US military tells of Quran mishandling

The US military has identified five incidents of mishandling of a Quran by US personnel at Guantanamo Bay but found no credible evidence that the Muslim holy book had been flushed down a toilet, the prison commander says.

Reports of Quran desecration sparked anti-US protests

Brigadier-General Jay Hood declined to specify the nature of the mishandling of the Quran at the prison for foreign terrorism suspects at the US naval base at Guantanamo Bay, Cuba, other than saying it did not involve placing the Quran in a toilet.

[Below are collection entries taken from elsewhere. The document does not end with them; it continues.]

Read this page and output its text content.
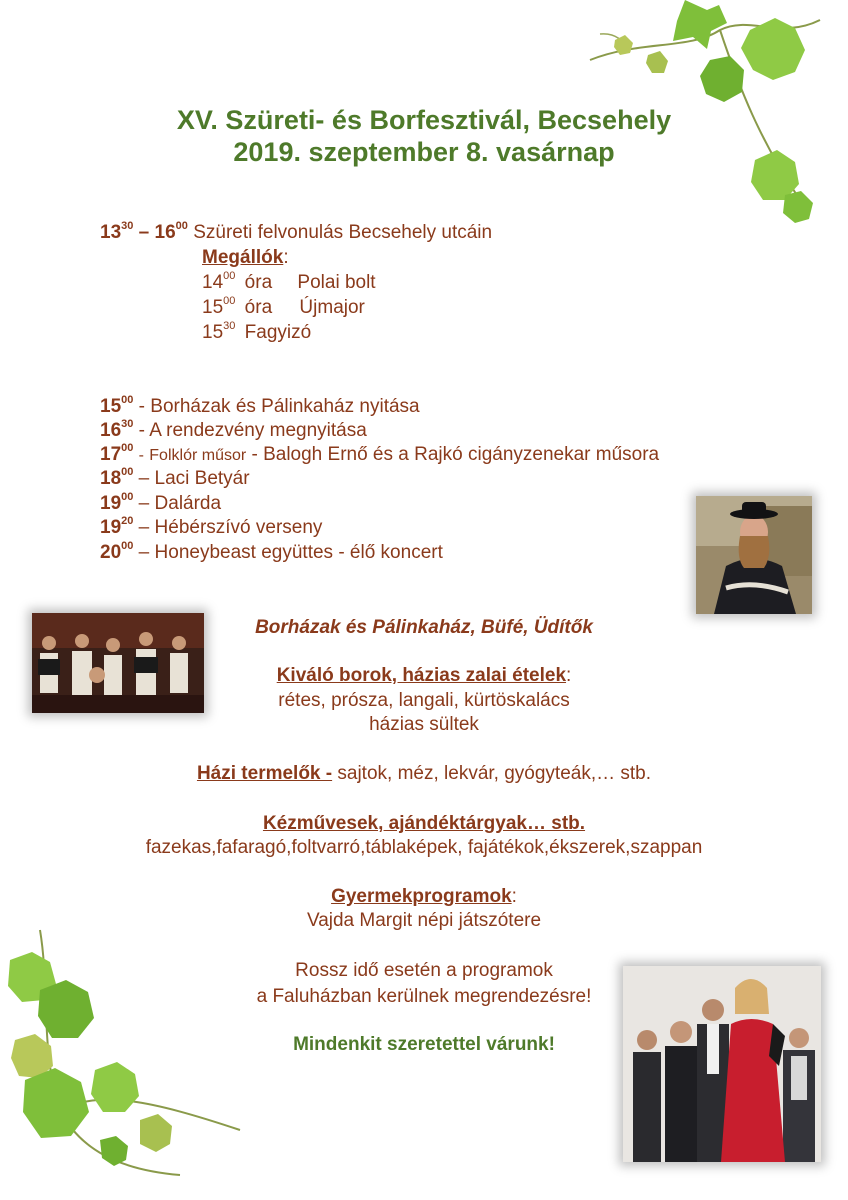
XV. Szüreti- és Borfesztivál, Becsehely
2019. szeptember 8. vasárnap
$13^{30} - 16^{00}$ Szüreti felvonulás Becsehely utcáin
Megállók:
$14^{00}$ óra Polai bolt
$15^{00}$ óra Újmajor
$15^{30}$ Fagyizó
$15^{00}$ - Borházak és Pálinkaház nyitása
$16^{30}$ - A rendezvény megnyitása
$17^{00}$ - Folklór műsor - Balogh Ernő és a Rajkó cigányzenekar műsora
$18^{00}$ – Laci Betyár
$19^{00}$ – Dalárda
$19^{20}$ – Hébérszívó verseny
$20^{00}$ – Honeybeast együttes - élő koncert
Borházak és Pálinkaház, Büfé, Üdítők
Kiváló borok, házias zalai ételek:
rétes, prósza, langali, kürtöskalács
házias sültek
Házi termelők - sajtok, méz, lekvár, gyógyteák,… stb.
Kézművesek, ajándéktárgyak… stb.
fazekas,fafaragó,foltvarró,táblaképek, fajátékok,ékszerek,szappan
Gyermekprogramok:
Vajda Margit népi játszótere
Rossz idő esetén a programok
a Faluházban kerülnek megrendezésre!
Mindenkit szeretettel várunk!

An FBI agent quoted a detainee in an August 2002 document made public on Wednesday as saying guards had thrown a copy of the Quran in a toilet.

Hood said on Thursday that military investigators interviewed that man this month but did not ask him whether he had seen US personnel put the holy book in a toilet.

But Hood told a Pentagon briefing: “I’d like you to know that we have found no credible evidence that a member of the Joint Task Force at Guantanamo Bay ever flushed a Quran down a toilet.”

Discipline

Hood said two US Guantanamo staffers had been disciplined. One was transferred to other duties, Hood said. He did not describe the other case.

Giving preliminary findings of a 12-day-old military inquiry into the treatment of the Quran at Guantanamo, Hood said investigators turned up 13 allegations of mishandling the Quran, with five confirmed cases of “what could be broadly defined as mishandling of a Quran”.

Four US guards and one interrogator were involved in the cases, three of which appeared to be deliberate mishandling and two accidental, Hood said.

Guantanamo detainees wereinterviewed about prison abuse
Guantanamo detainees wereinterviewed about prison abuse

Guantanamo detainees were
interviewed about prison abuse

Four of the five cases took place before written guidelines were issued in January 2003 on handling the Quran at Guantanamo, Hood said.

Hood also said US military investigators this month interviewed the detainee quoted in the August 2002 document.

Hood said this detainee did not mention during the 14 May interview that US personnel had placed a copy of the Quran in a toilet.

“The guards in the detention facility do not treat him well. Their behaviour is bad. About five months ago, the guards beat the detainees. They flushed a Quran in the toilet,” the FBI agent wrote, summarising the detainee’s comments.

Detainee interviewed

Hood said the detainee, whom US officials have not identified, said at the 14 May interview that he had not been beaten or abused but that he had heard rumours that other detainees had been.

“We then proceeded to ask him about any incidents where he had seen the Quran defiled, desecrated or mishandled, and he allowed as how he hadn’t, but he heard that guards at some other point and time had done this,” Hood said.

But Hood said investigators did not directly ask the detainee about the Quran being placed in a toilet. “I do not believe they used that word toilet,” he said.

Quran kicked

FBI documents also contained accounts of detainees telling FBI agents that US personnel at Guantanamo kicked the Quran or threw it to the floor and beat prisoners.

The issue of whether the Quran had been thrown in a toilet at Guantanamo has generated controversy globally in recent weeks.

There have been reports that US guards kicked the Quran
There have been reports that US guards kicked the Quran

There have been reports that US
guards kicked the Quran

The Bush administration denounced a 9 May Newsweek article, later retracted by the magazine, that stated US interrogators at Guantanamo had flushed the Quran down a toilet to try to make detainees talk.

Violent protests erupted in some Muslim countries after the article’s publication, and at least 16 people died in rioting in Afghanistan.

The United States now holds about 520 detainees at Guantanamo, a high-security prison opened in January 2002 for non-US citizens caught in the US “war on terrorism”.

Unconfirmed allegations

Eight allegations of mishandling the Quran were not confirmed, Hood said.

These involved six in which guards either accidentally touched a copy of the Quran, touched it within the scope of their duties or did not touch the book at all, he said.

Two additional incidents involved interrogators who either touched or stood over the Quran, Hood said.

Hood said the inquiry turned up 15 incidents in which detainees themselves “mishandled or inappropriately treated the Quran,” including one case in which a detainee ripped pages from his own Quran.

Hood said investigators have combed through 31,000 pages of documents, such as day-to-day logs at the base, but did not say how many people had been interviewed in the inquiry.